More specifically, can you maybe try with all but EPSS and NVD data sources disabled to limit the number of network connections it tries to establsh and see using e.g., netstat
whether it successfully connects or at least attempts to?
Something like this:
$ cve-bin-tool -l debug -d CURL,GAD,OSV,REDHAT,RSD -u now <...rest of the command line...>
To illustrate, what I see is the following (with v3.3, the latest release, the network does have a proxy):
$ cve-bin-tool -l debug -d CURL,GAD,OSV,REDHAT,RSD -u now --report --detailed <...>
<...>
[15:04:30] DEBUG cve_bin_tool.CVEDB - Year 2022 has 24754 CVEs in dataset nvd_source.py:505
[15:04:34] DEBUG cve_bin_tool.CVEDB - Year 2023 has 28085 CVEs in dataset nvd_source.py:505
[15:04:36] DEBUG cve_bin_tool.CVEDB - Year 2024 has 12313 CVEs in dataset nvd_source.py:505
[15:04:37] DEBUG cve_bin_tool.CVEDB - Check database is using latest schema cvedb.py:323
DEBUG cve_bin_tool.CVEDB - Check database is using latest schema cvedb.py:323
DEBUG cve_bin_tool.CVEDB - Check database is using latest schema cvedb.py:323
DEBUG cve_bin_tool.CVEDB - Check database is using latest schema cvedb.py:323
DEBUG cve_bin_tool.CVEDB - Check database is using latest schema cvedb.py:323
<HERE IT STALLS FOR ABOUT 5 MINUTES, WITH NETSTAT INDICATING A DIRECT CONNECTION ATTEMPT, THEN FAILS WITH TimeoutError>
The netstat
output looks like this during the stall:
$ netstat -aeptn |grep SYN
tcp 0 1 <my IP>:47948 18.66.233.97:443 SYN_SENT 1000 113280 14591/python
After adding trust_env=True
at appropriate places in epss_source.py
(and with proxy configured with the usual HTTPS_PROXY
), the connection works fine and the DB update and then scan succeeds. Checking with netstat
additionally confirms it now does use the proxy.

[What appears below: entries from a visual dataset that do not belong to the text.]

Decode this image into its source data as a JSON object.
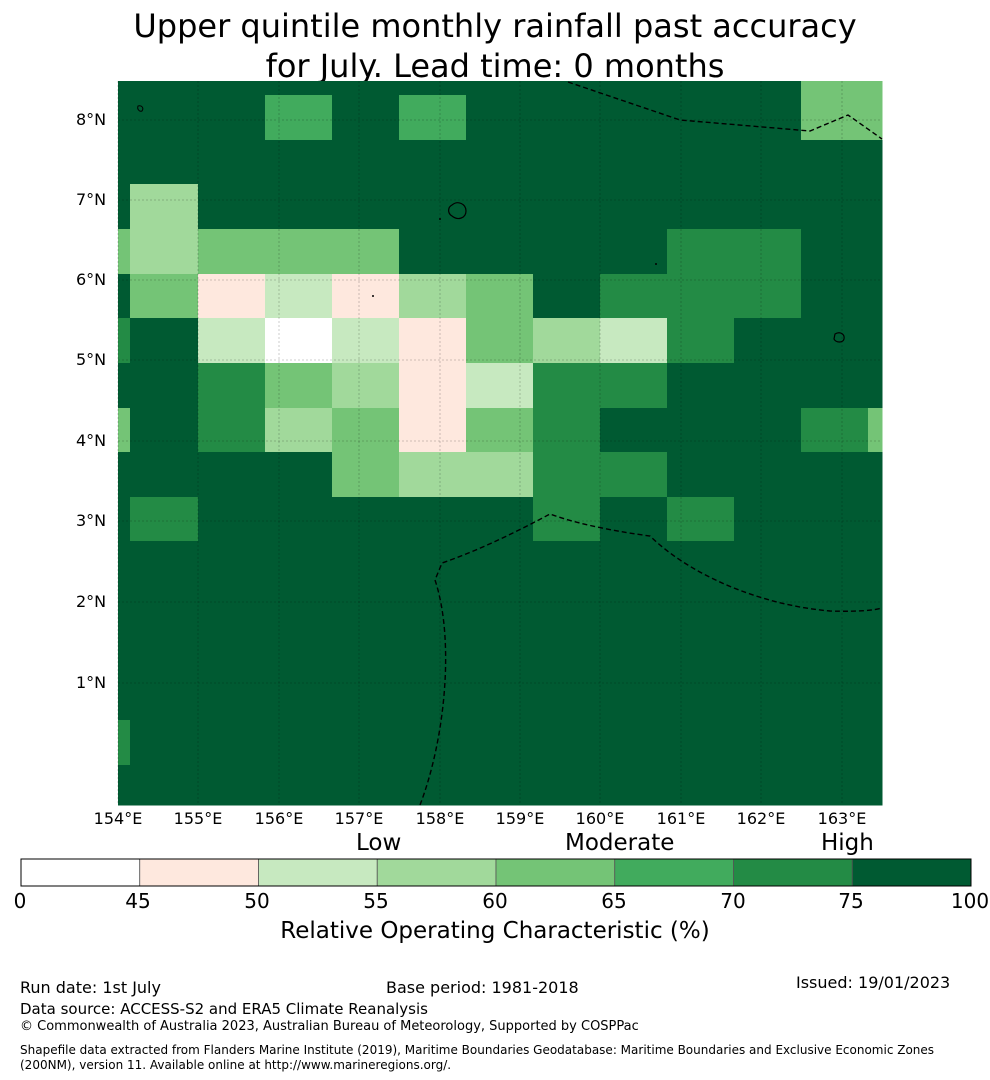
{
  "title_line1": "Upper quintile monthly rainfall past accuracy",
  "title_line2": "for July. Lead time: 0 months",
  "map": {
    "lon_labels": [
      "154°E",
      "155°E",
      "156°E",
      "157°E",
      "158°E",
      "159°E",
      "160°E",
      "161°E",
      "162°E",
      "163°E"
    ],
    "lat_labels": [
      "8°N",
      "7°N",
      "6°N",
      "5°N",
      "4°N",
      "3°N",
      "2°N",
      "1°N"
    ],
    "lon_range": [
      154,
      163.5
    ],
    "lat_range": [
      0,
      8.5
    ],
    "grid_note_cols": "columns: 154.0-154.15, 154.15-155, 155-155.83, 155.83-156.67, 156.67-157.5, 157.5-158.33, 158.33-159.17, 159.17-160, 160-160.83, 160.83-161.67, 161.67-162.5, 162.5-163.33, 163.33-163.5",
    "roc_rows_top_to_bottom": [
      [
        80,
        80,
        80,
        65,
        75,
        65,
        75,
        75,
        80,
        80,
        75,
        60,
        60
      ],
      [
        80,
        80,
        80,
        80,
        80,
        80,
        80,
        75,
        75,
        80,
        80,
        80,
        80
      ],
      [
        80,
        55,
        75,
        80,
        80,
        80,
        80,
        80,
        80,
        75,
        75,
        80,
        80
      ],
      [
        60,
        55,
        60,
        60,
        60,
        80,
        75,
        80,
        80,
        70,
        70,
        75,
        80
      ],
      [
        75,
        60,
        48,
        52,
        48,
        55,
        60,
        75,
        70,
        70,
        70,
        80,
        80
      ],
      [
        70,
        75,
        52,
        40,
        52,
        48,
        60,
        55,
        52,
        70,
        75,
        75,
        80
      ],
      [
        75,
        75,
        70,
        60,
        55,
        48,
        52,
        70,
        70,
        75,
        80,
        80,
        75
      ],
      [
        60,
        75,
        70,
        55,
        60,
        48,
        60,
        70,
        75,
        75,
        80,
        70,
        60
      ],
      [
        75,
        80,
        80,
        80,
        60,
        55,
        55,
        70,
        70,
        75,
        75,
        80,
        80
      ],
      [
        75,
        70,
        80,
        75,
        75,
        75,
        80,
        70,
        75,
        70,
        80,
        80,
        80
      ],
      [
        80,
        80,
        80,
        80,
        80,
        80,
        75,
        80,
        80,
        80,
        80,
        80,
        80
      ],
      [
        80,
        80,
        80,
        80,
        80,
        80,
        80,
        80,
        80,
        80,
        80,
        80,
        80
      ],
      [
        75,
        80,
        80,
        80,
        80,
        80,
        80,
        80,
        80,
        80,
        80,
        80,
        80
      ],
      [
        80,
        80,
        80,
        80,
        80,
        80,
        80,
        80,
        80,
        80,
        80,
        80,
        80
      ],
      [
        70,
        80,
        80,
        80,
        80,
        80,
        80,
        80,
        80,
        80,
        80,
        80,
        80
      ],
      [
        80,
        80,
        80,
        80,
        80,
        80,
        80,
        80,
        80,
        80,
        80,
        80,
        80
      ]
    ]
  },
  "colorbar": {
    "tier_labels": [
      "Low",
      "Moderate",
      "High"
    ],
    "bins": [
      {
        "from": 0,
        "to": 45,
        "color": "#ffffff"
      },
      {
        "from": 45,
        "to": 50,
        "color": "#fee8de"
      },
      {
        "from": 50,
        "to": 55,
        "color": "#c7e9c0"
      },
      {
        "from": 55,
        "to": 60,
        "color": "#a1d99b"
      },
      {
        "from": 60,
        "to": 65,
        "color": "#74c476"
      },
      {
        "from": 65,
        "to": 70,
        "color": "#41ab5d"
      },
      {
        "from": 70,
        "to": 75,
        "color": "#238b45"
      },
      {
        "from": 75,
        "to": 100,
        "color": "#005a32"
      }
    ],
    "ticks": [
      "0",
      "45",
      "50",
      "55",
      "60",
      "65",
      "70",
      "75",
      "100"
    ],
    "label": "Relative Operating Characteristic (%)"
  },
  "footer": {
    "run_date": "Run date: 1st July",
    "base_period": "Base period: 1981-2018",
    "issued": "Issued: 19/01/2023",
    "data_source": "Data source: ACCESS-S2 and ERA5 Climate Reanalysis",
    "copyright": "© Commonwealth of Australia 2023, Australian Bureau of Meteorology, Supported by COSPPac",
    "shapefile": "Shapefile data extracted from Flanders Marine Institute (2019), Maritime Boundaries Geodatabase: Maritime Boundaries and Exclusive Economic Zones (200NM), version 11. Available online at http://www.marineregions.org/."
  }
}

@alext-w In my scenario, I discovered that a proxy setup was necessary for internet connectivity. When attempting to use the cve-bin-tool with the following command:
cve-bin-tool --nvd json-mirror -l debug -d CURL,GAD,OSV,REDHAT,RSD -u now -i installed_packages.txt
I encountered a TimeoutError
during the "Getting EPSS data..." phase. To resolve this issue,
I modified the epss_source.py file within the cve-bin-tool codebase to make aiohttp.ClientSession honor the proxy environment variables.

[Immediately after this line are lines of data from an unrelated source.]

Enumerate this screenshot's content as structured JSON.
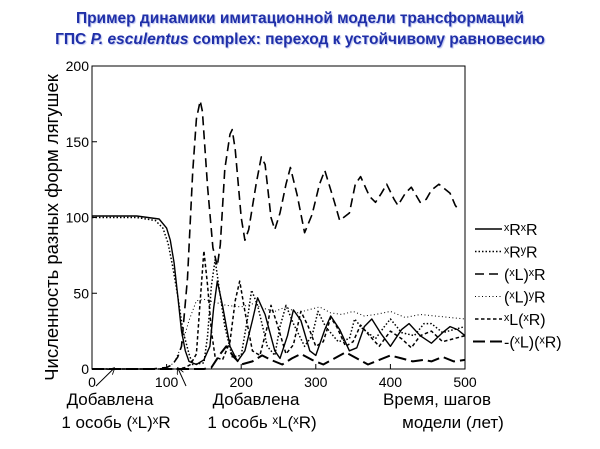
{
  "title": {
    "line1": "Пример динамики имитационной модели трансформаций",
    "line2_prefix": "ГПС ",
    "line2_italic": "P. esculentus",
    "line2_suffix": " complex: переход к устойчивому равновесию"
  },
  "chart_data": {
    "type": "line",
    "ylabel": "Численность разных форм лягушек",
    "xlabel_line1": "Время, шагов",
    "xlabel_line2": "модели (лет)",
    "xlim": [
      0,
      500
    ],
    "ylim": [
      0,
      200
    ],
    "xticks": [
      0,
      100,
      200,
      300,
      400,
      500
    ],
    "yticks": [
      0,
      50,
      100,
      150,
      200
    ],
    "grid": false,
    "legend_position": "right",
    "annotations": [
      {
        "line1": "Добавлена",
        "line2": "1 особь (ˣL)ˣR",
        "x": 30
      },
      {
        "line1": "Добавлена",
        "line2": "1 особь ˣL(ˣR)",
        "x": 115
      }
    ],
    "series": [
      {
        "name": "ˣRˣR",
        "style": "solid",
        "points": [
          [
            0,
            101
          ],
          [
            60,
            101
          ],
          [
            90,
            99
          ],
          [
            100,
            93
          ],
          [
            105,
            85
          ],
          [
            110,
            70
          ],
          [
            115,
            48
          ],
          [
            120,
            25
          ],
          [
            125,
            12
          ],
          [
            130,
            5
          ],
          [
            140,
            3
          ],
          [
            150,
            6
          ],
          [
            158,
            15
          ],
          [
            163,
            40
          ],
          [
            168,
            58
          ],
          [
            175,
            42
          ],
          [
            185,
            15
          ],
          [
            195,
            5
          ],
          [
            205,
            12
          ],
          [
            215,
            32
          ],
          [
            222,
            47
          ],
          [
            232,
            36
          ],
          [
            245,
            12
          ],
          [
            252,
            7
          ],
          [
            262,
            22
          ],
          [
            270,
            39
          ],
          [
            280,
            32
          ],
          [
            292,
            12
          ],
          [
            300,
            9
          ],
          [
            312,
            26
          ],
          [
            320,
            35
          ],
          [
            332,
            26
          ],
          [
            345,
            12
          ],
          [
            355,
            14
          ],
          [
            365,
            28
          ],
          [
            375,
            33
          ],
          [
            388,
            23
          ],
          [
            400,
            15
          ],
          [
            415,
            26
          ],
          [
            425,
            30
          ],
          [
            440,
            22
          ],
          [
            455,
            17
          ],
          [
            470,
            24
          ],
          [
            480,
            28
          ],
          [
            490,
            26
          ],
          [
            500,
            22
          ]
        ]
      },
      {
        "name": "ˣRʸR",
        "style": "dotted",
        "points": [
          [
            0,
            100
          ],
          [
            60,
            100
          ],
          [
            85,
            98
          ],
          [
            95,
            93
          ],
          [
            102,
            83
          ],
          [
            108,
            68
          ],
          [
            115,
            48
          ],
          [
            122,
            25
          ],
          [
            130,
            10
          ],
          [
            135,
            3
          ],
          [
            150,
            4
          ],
          [
            155,
            22
          ],
          [
            160,
            55
          ],
          [
            165,
            72
          ],
          [
            170,
            55
          ],
          [
            178,
            28
          ],
          [
            188,
            8
          ],
          [
            200,
            9
          ],
          [
            208,
            32
          ],
          [
            214,
            52
          ],
          [
            222,
            42
          ],
          [
            235,
            15
          ],
          [
            245,
            9
          ],
          [
            252,
            28
          ],
          [
            260,
            42
          ],
          [
            270,
            30
          ],
          [
            285,
            15
          ],
          [
            295,
            22
          ],
          [
            303,
            38
          ],
          [
            313,
            28
          ],
          [
            330,
            18
          ],
          [
            345,
            20
          ],
          [
            352,
            33
          ],
          [
            362,
            27
          ],
          [
            380,
            20
          ],
          [
            392,
            28
          ],
          [
            400,
            33
          ],
          [
            415,
            24
          ],
          [
            432,
            22
          ],
          [
            445,
            30
          ],
          [
            455,
            30
          ],
          [
            470,
            24
          ],
          [
            485,
            26
          ],
          [
            500,
            28
          ]
        ]
      },
      {
        "name": "(ˣL)ˣR",
        "style": "dashed",
        "points": [
          [
            0,
            0
          ],
          [
            80,
            0
          ],
          [
            100,
            1
          ],
          [
            108,
            3
          ],
          [
            115,
            8
          ],
          [
            120,
            15
          ],
          [
            128,
            60
          ],
          [
            135,
            130
          ],
          [
            140,
            165
          ],
          [
            145,
            177
          ],
          [
            148,
            170
          ],
          [
            155,
            120
          ],
          [
            162,
            80
          ],
          [
            168,
            68
          ],
          [
            172,
            82
          ],
          [
            178,
            132
          ],
          [
            185,
            155
          ],
          [
            188,
            158
          ],
          [
            192,
            145
          ],
          [
            200,
            100
          ],
          [
            205,
            85
          ],
          [
            210,
            92
          ],
          [
            220,
            122
          ],
          [
            227,
            140
          ],
          [
            232,
            135
          ],
          [
            240,
            100
          ],
          [
            245,
            92
          ],
          [
            252,
            103
          ],
          [
            260,
            122
          ],
          [
            266,
            133
          ],
          [
            275,
            115
          ],
          [
            285,
            90
          ],
          [
            295,
            102
          ],
          [
            305,
            122
          ],
          [
            312,
            131
          ],
          [
            325,
            110
          ],
          [
            332,
            98
          ],
          [
            345,
            103
          ],
          [
            353,
            122
          ],
          [
            360,
            127
          ],
          [
            372,
            114
          ],
          [
            380,
            110
          ],
          [
            388,
            116
          ],
          [
            395,
            122
          ],
          [
            405,
            112
          ],
          [
            410,
            108
          ],
          [
            420,
            116
          ],
          [
            428,
            120
          ],
          [
            440,
            110
          ],
          [
            448,
            112
          ],
          [
            455,
            118
          ],
          [
            465,
            122
          ],
          [
            480,
            116
          ],
          [
            487,
            108
          ],
          [
            490,
            106
          ]
        ]
      },
      {
        "name": "(ˣL)ʸR",
        "style": "fine-dotted",
        "points": [
          [
            0,
            0
          ],
          [
            90,
            0
          ],
          [
            100,
            1
          ],
          [
            110,
            4
          ],
          [
            120,
            15
          ],
          [
            130,
            32
          ],
          [
            140,
            45
          ],
          [
            150,
            46
          ],
          [
            165,
            44
          ],
          [
            180,
            42
          ],
          [
            200,
            41
          ],
          [
            215,
            43
          ],
          [
            230,
            40
          ],
          [
            245,
            38
          ],
          [
            260,
            41
          ],
          [
            275,
            37
          ],
          [
            290,
            39
          ],
          [
            305,
            41
          ],
          [
            320,
            37
          ],
          [
            335,
            36
          ],
          [
            350,
            38
          ],
          [
            365,
            35
          ],
          [
            380,
            36
          ],
          [
            400,
            38
          ],
          [
            420,
            34
          ],
          [
            440,
            36
          ],
          [
            460,
            35
          ],
          [
            480,
            34
          ],
          [
            500,
            33
          ]
        ]
      },
      {
        "name": "ˣL(ˣR)",
        "style": "short-dashed",
        "points": [
          [
            0,
            0
          ],
          [
            115,
            0
          ],
          [
            125,
            1
          ],
          [
            132,
            3
          ],
          [
            140,
            10
          ],
          [
            145,
            45
          ],
          [
            150,
            78
          ],
          [
            155,
            55
          ],
          [
            160,
            25
          ],
          [
            165,
            8
          ],
          [
            175,
            6
          ],
          [
            185,
            18
          ],
          [
            192,
            45
          ],
          [
            198,
            58
          ],
          [
            205,
            38
          ],
          [
            215,
            12
          ],
          [
            225,
            9
          ],
          [
            235,
            28
          ],
          [
            240,
            42
          ],
          [
            248,
            30
          ],
          [
            260,
            10
          ],
          [
            270,
            16
          ],
          [
            280,
            38
          ],
          [
            290,
            28
          ],
          [
            300,
            15
          ],
          [
            310,
            18
          ],
          [
            320,
            34
          ],
          [
            328,
            28
          ],
          [
            340,
            15
          ],
          [
            350,
            18
          ],
          [
            360,
            29
          ],
          [
            372,
            22
          ],
          [
            385,
            15
          ],
          [
            400,
            25
          ],
          [
            415,
            20
          ],
          [
            428,
            14
          ],
          [
            440,
            22
          ],
          [
            455,
            25
          ],
          [
            470,
            18
          ],
          [
            485,
            20
          ],
          [
            500,
            22
          ]
        ]
      },
      {
        "name": "-(ˣL)(ˣR)",
        "style": "long-dash",
        "points": [
          [
            0,
            0
          ],
          [
            150,
            0
          ],
          [
            160,
            1
          ],
          [
            172,
            10
          ],
          [
            180,
            15
          ],
          [
            190,
            8
          ],
          [
            200,
            3
          ],
          [
            215,
            5
          ],
          [
            228,
            9
          ],
          [
            240,
            6
          ],
          [
            255,
            3
          ],
          [
            268,
            7
          ],
          [
            280,
            10
          ],
          [
            295,
            6
          ],
          [
            310,
            3
          ],
          [
            325,
            7
          ],
          [
            340,
            11
          ],
          [
            355,
            7
          ],
          [
            370,
            3
          ],
          [
            385,
            6
          ],
          [
            400,
            9
          ],
          [
            415,
            7
          ],
          [
            430,
            5
          ],
          [
            445,
            6
          ],
          [
            455,
            5
          ],
          [
            470,
            8
          ],
          [
            485,
            5
          ],
          [
            500,
            6
          ]
        ]
      }
    ]
  }
}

The changes I made are as follows:
x: ~/cve-bin-tool>git diff
diff --git a/cve_bin_tool/data_sources/epss_source.py b/cve_bin_tool/data_sources/epss_source.py
index 455dacfa..88505994 100644
--- a/cve_bin_tool/data_sources/epss_source.py
+++ b/cve_bin_tool/data_sources/epss_source.py
@@ -69,7 +69,7 @@ class Epss_Source:
# Check if the file is older than 24 hours
if time_difference > timedelta(hours=24):
try:
- async with aiohttp.ClientSession(headers=HTTP_HEADERS) as session:
+ async with aiohttp.ClientSession(trust_env=True) as session:
async with session.get(self.DATA_SOURCE_LINK) as response:
response.raise_for_status()
self.LOGGER.info("Getting EPSS data...")
@@ -89,7 +89,7 @@ class Epss_Source:
else:
try:
- async with aiohttp.ClientSession(headers=HTTP_HEADERS) as session:
+ async with aiohttp.ClientSession(trust_env=True) as session:
async with session.get(self.DATA_SOURCE_LINK) as response:
response.raise_for_status()
By changing the aiohttp.ClientSession initialization to include trust_env=True
, the session now respects the system's proxy environment variables.

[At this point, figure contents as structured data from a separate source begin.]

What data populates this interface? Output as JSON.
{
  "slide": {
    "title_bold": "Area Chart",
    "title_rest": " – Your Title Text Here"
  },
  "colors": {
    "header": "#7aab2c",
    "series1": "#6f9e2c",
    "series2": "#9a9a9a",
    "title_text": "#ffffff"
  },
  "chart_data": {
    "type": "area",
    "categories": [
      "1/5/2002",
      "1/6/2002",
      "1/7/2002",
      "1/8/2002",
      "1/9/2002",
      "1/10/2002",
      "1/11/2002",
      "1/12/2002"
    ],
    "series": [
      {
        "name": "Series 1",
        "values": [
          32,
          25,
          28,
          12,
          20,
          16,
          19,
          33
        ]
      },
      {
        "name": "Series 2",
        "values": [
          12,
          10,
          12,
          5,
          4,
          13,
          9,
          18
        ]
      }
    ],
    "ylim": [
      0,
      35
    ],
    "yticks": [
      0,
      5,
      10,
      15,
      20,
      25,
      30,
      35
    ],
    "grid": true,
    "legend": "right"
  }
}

This modification allowed the cve-bin-tool command to execute successfully without encountering the TimeoutError while fetching EPSS data.
Ok, thank you. Indeed then it looks like we have a common root cause here and that is the lack of proxy support for the EPSS source, which should be a two-line fix.
That is great news!
That said, I do want to make EPSS a source one can disable correctly, so I"ll finish up #4125 too even though it sounds like it won't be necessary to fix this issue.
Thank you and yes, I think there's certainly value in being able to disable the EPSS source, so that other fix is much appreciated as well!